Kevin Murphy, April 28, 2015, Domain Registries

CentralNic’s revenue almost doubled in 2014, helped by the launch of new gTLDs.
The UK-based registry today reported annual operating profit of £497,000 ($759,000), down from £694,000 ($1.05 million) in 2013, on the back of revenue up 99% at £6.06 million ($9.25 million).
Billings– money taken but not yet recorded as revenue — was up a whopping 154% at £9.89 million ($15.1 million).
Part of the reason for the growth was the launch of new gTLDs last year.
CentralNic acts as the registry back-end for eight TLDs that launched last year, including runaway volume leader .xyz, which has about 880,000 domains in its zone file today.
Another big contributor was Internet.bs, the Bahamas-based registrar that CentralNic acquired for $7.5 million last year.
The registrar had about 400,000 legacy gTLD domains under management at the end of the year, according to DI’s records.
Both new gTLDs and Internet.bs started contributing to revenue in the second half of the year.
CentralNic also said that its new “enterprise” division, which sells premium domains and offers consulting and software, was a growth factor.
CEO Ben Crawford told the markets that the new gTLD opportunity has so far been “softer” than expected.

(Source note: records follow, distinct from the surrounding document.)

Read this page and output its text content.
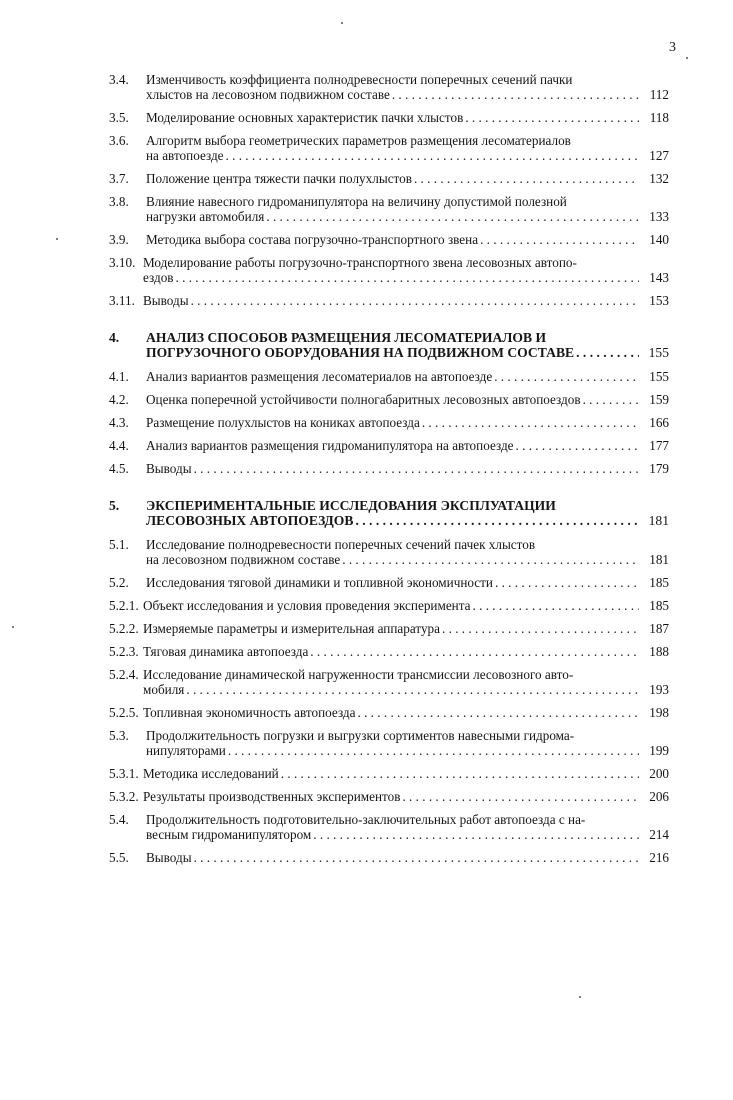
3
3.4.	Изменчивость коэффициента полнодревесности поперечных сечений пачки
хлыстов на лесовозном подвижном составе . . .	112
3.5.	Моделирование основных характеристик пачки хлыстов . . .	118
3.6.	Алгоритм выбора геометрических параметров размещения лесоматериалов
на автопоезде . . .	127
3.7.	Положение центра тяжести пачки полухлыстов . . .	132
3.8.	Влияние навесного гидроманипулятора на величину допустимой полезной
нагрузки автомобиля . . .	133
3.9.	Методика выбора состава погрузочно-транспортного звена . . .	140
3.10. Моделирование работы погрузочно-транспортного звена лесовозных автопо-
ездов . . .	143
3.11. Выводы . . .	153
4.	АНАЛИЗ СПОСОБОВ РАЗМЕЩЕНИЯ ЛЕСОМАТЕРИАЛОВ И
ПОГРУЗОЧНОГО ОБОРУДОВАНИЯ НА ПОДВИЖНОМ СОСТАВЕ . . .	155
4.1.	Анализ вариантов размещения лесоматериалов на автопоезде . . .	155
4.2.	Оценка поперечной устойчивости полногабаритных лесовозных автопоездов . . .	159
4.3.	Размещение полухлыстов на кониках автопоезда . . .	166
4.4.	Анализ вариантов размещения гидроманипулятора на автопоезде . . .	177
4.5.	Выводы . . .	179
5.	ЭКСПЕРИМЕНТАЛЬНЫЕ ИССЛЕДОВАНИЯ ЭКСПЛУАТАЦИИ
ЛЕСОВОЗНЫХ АВТОПОЕЗДОВ . . .	181
5.1.	Исследование полнодревесности поперечных сечений пачек хлыстов
на лесовозном подвижном составе . . .	181
5.2.	Исследования тяговой динамики и топливной экономичности . . .	185
5.2.1. Объект исследования и условия проведения эксперимента . . .	185
5.2.2. Измеряемые параметры и измерительная аппаратура . . .	187
5.2.3. Тяговая динамика автопоезда . . .	188
5.2.4. Исследование динамической нагруженности трансмиссии лесовозного авто-
мобиля . . .	193
5.2.5. Топливная экономичность автопоезда . . .	198
5.3.	Продолжительность погрузки и выгрузки сортиментов навесными гидрома-
нипуляторами . . .	199
5.3.1. Методика исследований . . .	200
5.3.2. Результаты производственных экспериментов . . .	206
5.4.	Продолжительность подготовительно-заключительных работ автопоезда с на-
весным гидроманипулятором . . .	214
5.5.	Выводы . . .	216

Only a small number of retailers received their accreditations from ICANN to sell domains under the new TLDs in 2014, and a lack of public awareness pending the launches of the “superbrand TLDs” such as .google, .apple and .sony, meant that the market for new TLDs in 2014 was softer than had been projected by ICANN and other industry experts. It was essentially limited to domain investors and other early adopters.

Opinion in split in the industry on how much reliance can be put on what Crawford calls “super-brands” to do the heavy lifting when it comes to public awareness of new gTLDs.